I was reading an article recently where it stated that an internal combustion engine produces more energy in heat than it does in motive power. If this is the case, why has this heat not been used for any other purpose than the heater in the car or heating up the outside air. Surely there must be a use for this heat to generate some other form of power or even airconditioning?

It appears that they are working on such a system. Toyota appears to have some kind of Waste heat auxiliary power unit on the drawing boards.

In stationary applications, the heat is used (for space heating, for heating water or even, as you suggest, for cooling).

Turning waste heat into power (i.e. adding an additional bottoming cycle to the Otto cycle or Diesel cycle), you quickly run into a situation of diminishing returns. The waste heat is fairly low grade, so you can hope to extract very little power, but you would have all the complexity of putting an additional working fluid through a cycle.

Turning waste heat into cooling is achieved using an absorption chiller (I saw one installed on a stationary gas engine just last week), but it too is a lot of extra complexity.

I hope you are aware that while recovery of some of the energy lost to heat is possible (but may not be practical), recovery of all the energy lost is not. You won’t be able to feed the output back to the input and come out ahead, for that would be perpetual motion.

Isn’t perpetual motion allowed?

On this board, we obey the laws of thermodynamics, Son!

I saw a plant that tries to recover as much heat from a diesel engine. The engine was connected to a generator. And The engine had no radiator or waste heat oil cooler. That heat was recovered to pre heat boiler water. The exhaust gases ran a low pressure boiler which was used to heat the hospital.

Turbochargers are said to use some of this heat energy to provide additional power.

For cars, of course, the added weight of the system to extract additional useful energy from waste heat is a downside, even apart from the additional complexity and cost.

There are a few experimental six stroke engine designs intended to use the heat generated from fuel combustion for an extra power stroke:

The Crower engine, which got some press a few years ago dispenses with having a water jacket to cool the engine, and injects water into the cylinder after the exhaust stroke. The water turns into steam and provides an additional power stroke. According to that Wiki article, it turned out that somebody had a similar idea in 1915.

Whether this sort of thing could be made to work in a production vehicle is another question, of course.

Steam engines commonly used a “triple expansion” design, where there were primary, secondary and tertiary pistons that used the exhaust steam from the previous piston in the cascade.
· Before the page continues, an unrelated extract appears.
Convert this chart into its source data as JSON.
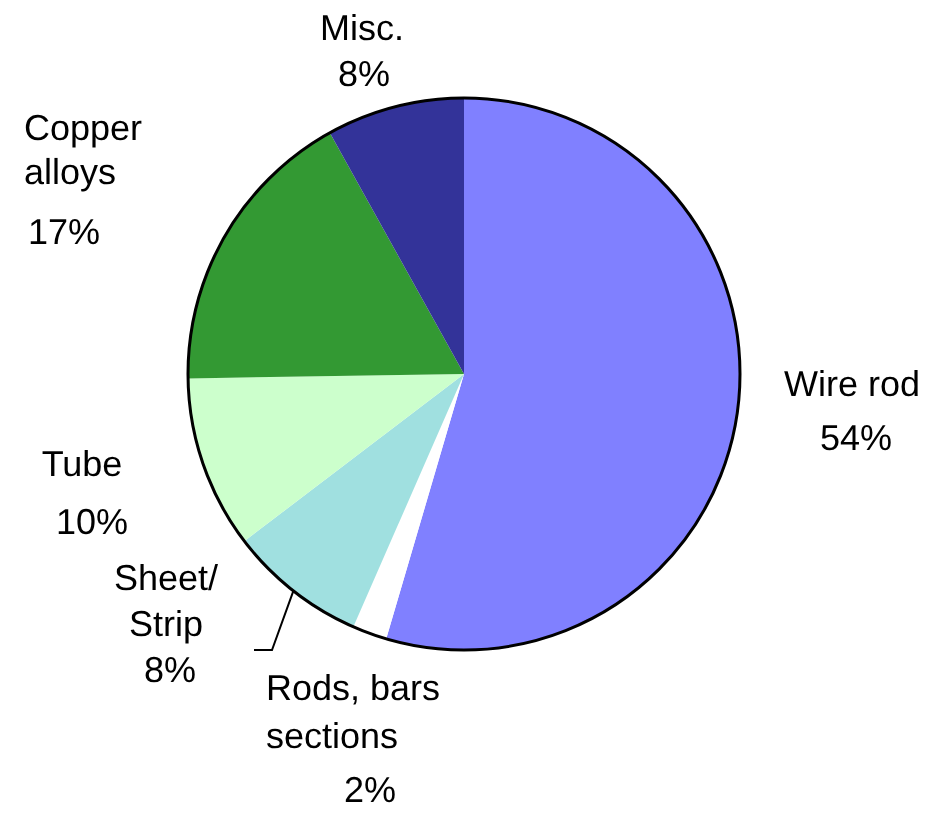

This was practical because even mobile steam engines like locomotives or ship engines were large and heavy anyway, and the fuel economy meant that the extra engine size was offset by the tons of coal saved. By contrast internal combustion engines are compact, powerful and use a high-energy fuel, so in terms of vehicle performance scavenging waste heat wasn’t worth it- you’d get more milage from extra fuel than that fuel’s weight in secondary generation. Only if absolute fuel consumption due to high price or scarcity is a factor does it become worth it.
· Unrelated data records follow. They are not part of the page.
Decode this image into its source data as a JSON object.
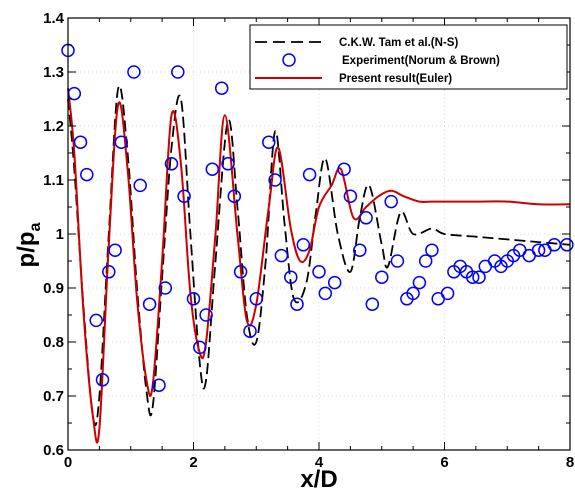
{
  "chart_data": {
    "type": "line",
    "title": "",
    "xlabel": "x/D",
    "ylabel_main": "p/p",
    "ylabel_sub": "a",
    "xlim": [
      0,
      8
    ],
    "ylim": [
      0.6,
      1.4
    ],
    "x_ticks": [
      0,
      2,
      4,
      6,
      8
    ],
    "x_tick_labels": [
      "0",
      "2",
      "4",
      "6",
      "8"
    ],
    "y_ticks": [
      0.6,
      0.7,
      0.8,
      0.9,
      1.0,
      1.1,
      1.2,
      1.3,
      1.4
    ],
    "y_tick_labels": [
      "0.6",
      "0.7",
      "0.8",
      "0.9",
      "1",
      "1.1",
      "1.2",
      "1.3",
      "1.4"
    ],
    "grid": true,
    "legend_position": "top-right",
    "series": [
      {
        "name": "C.K.W. Tam et al.(N-S)",
        "style": "dashed",
        "color": "#000000",
        "x": [
          0.0,
          0.1,
          0.25,
          0.4,
          0.5,
          0.65,
          0.8,
          0.95,
          1.1,
          1.25,
          1.35,
          1.5,
          1.65,
          1.8,
          1.95,
          2.1,
          2.2,
          2.35,
          2.55,
          2.7,
          2.85,
          3.0,
          3.15,
          3.3,
          3.45,
          3.6,
          3.8,
          3.95,
          4.1,
          4.3,
          4.5,
          4.65,
          4.8,
          5.0,
          5.1,
          5.3,
          5.5,
          5.8,
          6.0,
          6.5,
          7.0,
          7.5,
          8.0
        ],
        "y": [
          1.25,
          1.12,
          0.86,
          0.66,
          0.7,
          1.0,
          1.27,
          1.15,
          0.9,
          0.71,
          0.68,
          0.92,
          1.16,
          1.25,
          1.0,
          0.76,
          0.73,
          0.95,
          1.21,
          1.05,
          0.85,
          0.8,
          0.95,
          1.19,
          1.02,
          0.88,
          0.91,
          1.04,
          1.14,
          1.0,
          0.93,
          1.03,
          1.09,
          0.98,
          0.94,
          1.04,
          1.0,
          1.01,
          1.0,
          0.995,
          0.99,
          0.985,
          0.98
        ]
      },
      {
        "name": "Experiment(Norum & Brown)",
        "style": "circle",
        "color": "#0000ff",
        "x": [
          0.0,
          0.1,
          0.2,
          0.3,
          0.45,
          0.55,
          0.65,
          0.75,
          0.85,
          1.05,
          1.15,
          1.3,
          1.45,
          1.55,
          1.65,
          1.75,
          1.85,
          2.0,
          2.1,
          2.2,
          2.3,
          2.45,
          2.55,
          2.65,
          2.75,
          2.9,
          3.0,
          3.2,
          3.3,
          3.4,
          3.55,
          3.65,
          3.75,
          3.85,
          4.0,
          4.1,
          4.25,
          4.4,
          4.5,
          4.65,
          4.75,
          4.85,
          5.0,
          5.15,
          5.25,
          5.4,
          5.5,
          5.6,
          5.7,
          5.8,
          5.9,
          6.05,
          6.15,
          6.25,
          6.35,
          6.45,
          6.55,
          6.65,
          6.8,
          6.9,
          7.0,
          7.1,
          7.2,
          7.35,
          7.5,
          7.6,
          7.75,
          7.95
        ],
        "y": [
          1.34,
          1.26,
          1.17,
          1.11,
          0.84,
          0.73,
          0.93,
          0.97,
          1.17,
          1.3,
          1.09,
          0.87,
          0.72,
          0.9,
          1.13,
          1.3,
          1.07,
          0.88,
          0.79,
          0.85,
          1.12,
          1.27,
          1.13,
          1.07,
          0.93,
          0.82,
          0.88,
          1.17,
          1.1,
          0.96,
          0.92,
          0.87,
          0.98,
          1.11,
          0.93,
          0.89,
          0.91,
          1.12,
          1.07,
          0.97,
          1.03,
          0.87,
          0.92,
          1.06,
          0.95,
          0.88,
          0.89,
          0.91,
          0.95,
          0.97,
          0.88,
          0.89,
          0.93,
          0.94,
          0.93,
          0.92,
          0.92,
          0.94,
          0.95,
          0.94,
          0.95,
          0.96,
          0.97,
          0.96,
          0.97,
          0.97,
          0.98,
          0.98
        ]
      },
      {
        "name": "Present result(Euler)",
        "style": "solid",
        "color": "#cc0000",
        "x": [
          0.0,
          0.1,
          0.25,
          0.4,
          0.5,
          0.65,
          0.8,
          0.95,
          1.1,
          1.25,
          1.35,
          1.5,
          1.65,
          1.8,
          1.95,
          2.1,
          2.2,
          2.35,
          2.5,
          2.7,
          2.85,
          3.0,
          3.2,
          3.35,
          3.55,
          3.7,
          3.85,
          4.0,
          4.2,
          4.35,
          4.55,
          4.75,
          4.95,
          5.15,
          5.35,
          5.6,
          5.8,
          6.0,
          6.5,
          7.0,
          7.5,
          8.0
        ],
        "y": [
          1.27,
          1.15,
          0.85,
          0.66,
          0.64,
          0.98,
          1.24,
          1.12,
          0.88,
          0.73,
          0.72,
          0.95,
          1.22,
          1.13,
          0.89,
          0.78,
          0.8,
          1.0,
          1.22,
          1.0,
          0.84,
          0.87,
          1.05,
          1.16,
          1.01,
          0.95,
          0.97,
          1.05,
          1.09,
          1.12,
          1.03,
          1.05,
          1.07,
          1.08,
          1.07,
          1.06,
          1.06,
          1.06,
          1.06,
          1.06,
          1.055,
          1.055
        ]
      }
    ]
  }
}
I think the last major innovation in the Otto Cycle internal combustion engine was the addition of the turbocharger in the mid-Twenties. All of the other basic improvements predate what is recognized as an automobile (1888).
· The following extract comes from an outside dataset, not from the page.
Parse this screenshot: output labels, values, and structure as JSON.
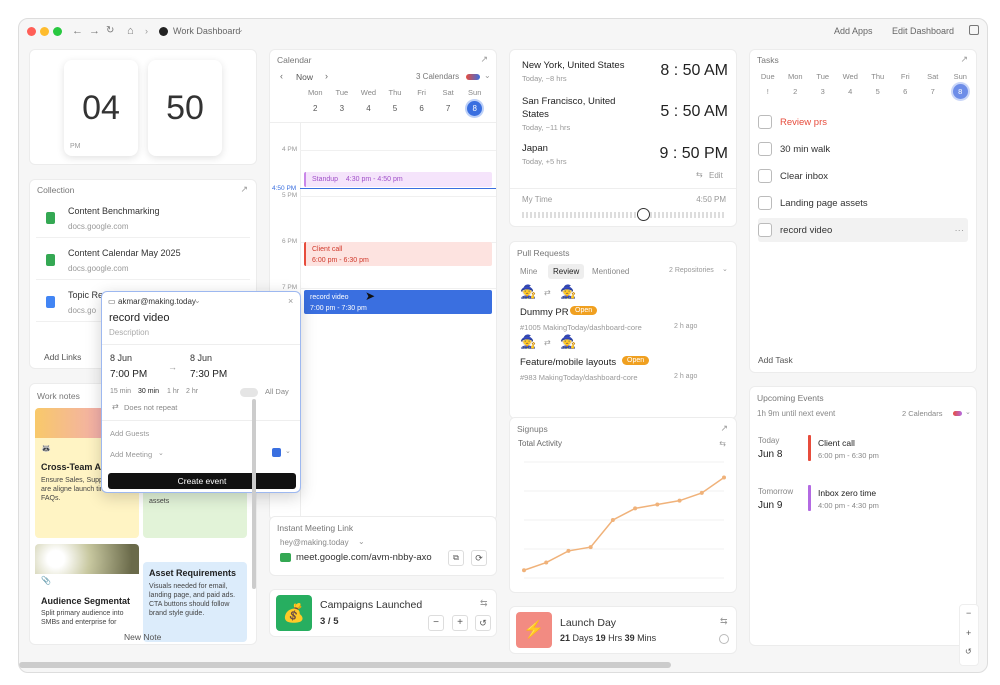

There have been incremental improvements but like the toaster, the basic idea was worked out long ago.There have been all manner of experiments into better engines and more radical engine designs, but the Otto and Diesel seem to be the best and most practical. My personal opinion is that they will once again outlast the electric car.

In a shout-out to another thread, this is why auto manufacturers use the same basic engine for decades. Individual components may be improved upon, but the basic product rarely needs updating.

Combined-cycle power plants use the idea of the OP to make electricity generation far more efficient. But as has been mentioned, it makes things far more complicated.

Interesting replies. Gary T, no, the Turbo purely uses the exhaust gasses to turn the turbine blades. Heat is a bit of a bother due to the bearings in the turbine having to be force fed oil to keep them from glowing red and seizing. I have Two Lotus cars with Turbo chargers and when they are run up on the dynomometer the whole manifold and turbo glows red.